When I wrote the initial tests, I decided to only mock MonadFileSystem and MonadProcess. I cannot mock MonadRandom because of the reasons described in the HMock with MonadRandom blog entry, and I accumulated the MonadStdio output in an attempt to make it less tightly coupled with the filesystem I/O. While I am not a fan of stacking many monad transformers in the actual program, I do not mind doing so in tests.

For MonadRandom, I simply tested with the RandT monad transformer. Since I use MockT as the outermost transformer, the following instance is required to lift the MonadRandom methods.

instance MonadRandom m => MonadRandom (MockT m) where
  getRandomR  = lift . Rand.getRandomR
  getRandom   = lift   Rand.getRandom
  getRandomRs = lift . Rand.getRandomRs
  getRandoms  = lift   Rand.getRandoms

For MonadStdio, I created an instance that accumulates the output into a DList String using a WriterT monad transformer.

instance Monad m => MonadStdio (MockT (WriterT (DList String) m)) where
  putStrLn = lift . tell . DList.singleton

All tests are run in a concretely-specified monad using the runTest function. A test may terminate with an error message or success (unit), and there may be output to STDOUT in either case, but my tests only check the error messages in error cases.

runTest
  :: MockT (WriterT (DList String) (RandT StdGen IO)) (Either String ())
  -> IO (Either String [String])
runTest
    = fmap getResult
    . flip evalRandT (Rand.mkStdGen 42)
    . runWriterT
    . runMockT
  where
    getResult :: (Either String (), DList String) -> Either String [String]
    getResult (Left err, _outLines) = Left err
    getResult (Right (), outLines)  = Right $ DList.toList outLines

The tests were pretty easy to write, and I really like the HMock design! The ExpectContext combinators are very useful.

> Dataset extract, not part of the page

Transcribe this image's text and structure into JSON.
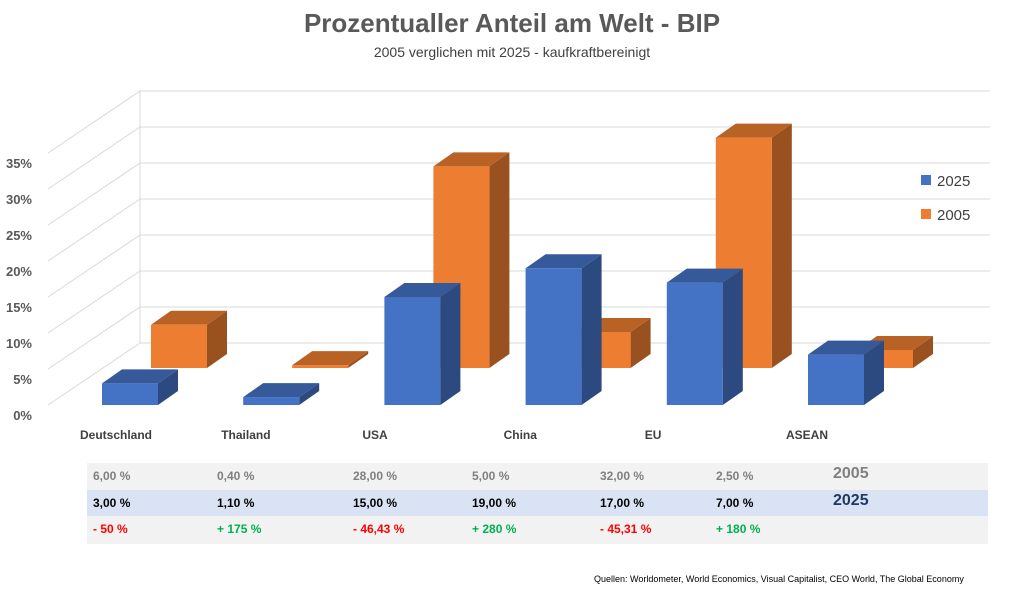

Unfortunately, I ran into trouble when I started to test across many GHC versions. The StdGen pseudo-random number generator is not consistent across different versions of the random library. Searching the documentation, I found the following note about reproducibility:

If you have two builds of a particular piece of code against this library, any deterministic function call should give the same result in the two builds if the builds are

  • compiled against the same major version of this library
  • on the same architecture (32-bit or 64-bit)

I considered adding CPP pragmas to specify test results for different versions of the library, but I do not like that idea, especially since results may also differ on different architectures. Perhaps I could use a different pseudo-random number generator that provides consistent results, but my searches did not come up with a suitable one. (I have a different project in my queue that requires reproducible randomness, so I will likely revisit this problem again someday.)

For PhatSort, I plan on refactoring the tests to just check that all items are processed without checking the order when using random ordering. To do that correctly, I will need to mock MonadStdio after all. Since there is no more need for deterministic randomness in this case, I will remove RandT and simply use the IO instance of MonadRandom.